History of The New Age Magazine
You might have heard of the term New Age. New Age music, literature, philosophy, or religion.
Some of the elements in the New Age movement appear under the practices of other movements such as spiritualism, theosophy, or some forms of New Thought, which date back to the nineteenth century. In turn, these movements began from transcendentalism, mesmerism, Swedenborgianism, and other esoteric or occult traditions from the West such as Hermetic astrology, magic, alchemy, astrology, and cabbala.
However, what made the New Age popular in the modern age was largely in part by the publication of The New Age magazine.
The New Age magazine was a British literary magazine. It was originally a weekly publication of the Christian Socialist movement that discusses about Christian liberalism and socialism in 1894.
In 1907, The New Age magazine found a set of new owners Alfred Orage and Holbrook Jackson who ran Leed Arts Club. The two men bought the journal with George Bernard Shaw lending financial assistance. Jackson co-edited during the first year. After Jackson, Orage edited the magazine until he finally sold it in 1922.

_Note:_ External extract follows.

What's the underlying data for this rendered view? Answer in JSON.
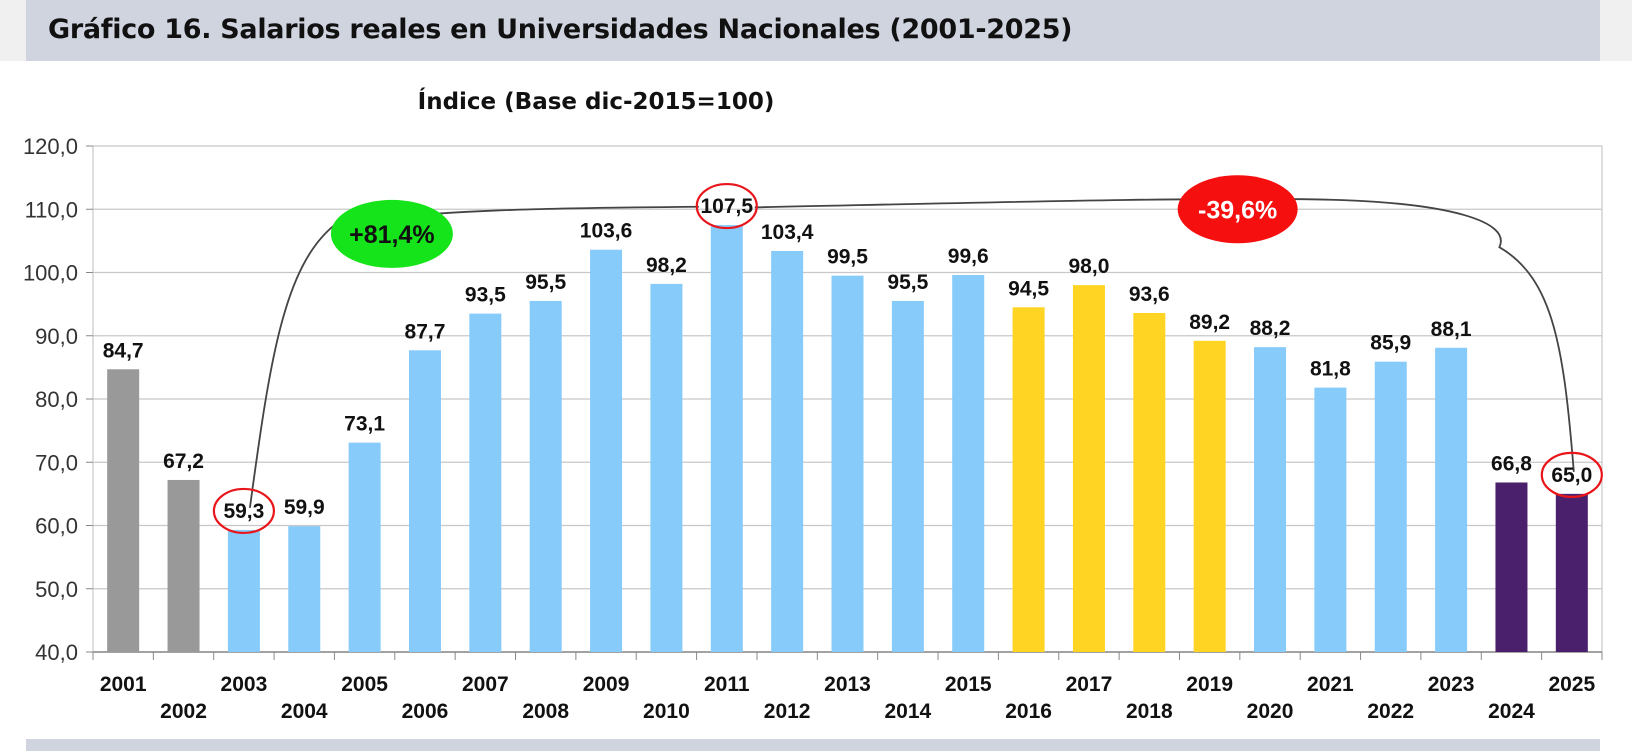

By that time, The New Age magazine became less focused in literature and art. Instead, it started to mainly focus on mysticism and other spiritual topics. As what the Brown University said in a comment, "The New Age magazine helped shape modernism in literature and the arts from 1907 to 1922."
Orage and Jackson reoriented the contents of the magazine to promote the ideas of Nietzsche, Fabian socialism and later a form of Guild socialism. The magazine became somewhat of a forum, containing pro and opposing viewpoints and arguments.
The New Age magazine was published weekly and has a wide cross-section of writers who are interested with not only literature and arts, but also in politics, economics, and spiritualism. The magazine was also famous for being one of the first publications in England where Sigmund Freud's ideas were discussed before World War I, written by Maurice Eder, a British psychoanalyst.
The magazine was also famous for the definition and development of modernism in visual arts, literature, and music. This modernism was regularly observed, reviewed, and contributed to the New Age movement's activities.
During its publication, The New Age magazine had a lot of contributors. Some of the most notable ones are Michael Arlen, Hilaire Belloc, Cecil Chesterton, Edwin Burr, Oscar Levy, H. G. Wells, Clifford Sharp, Herbert Read, and Walter Sickert.
Unfortunately, as the focus shifted, the quality and circulation of the magazine declined.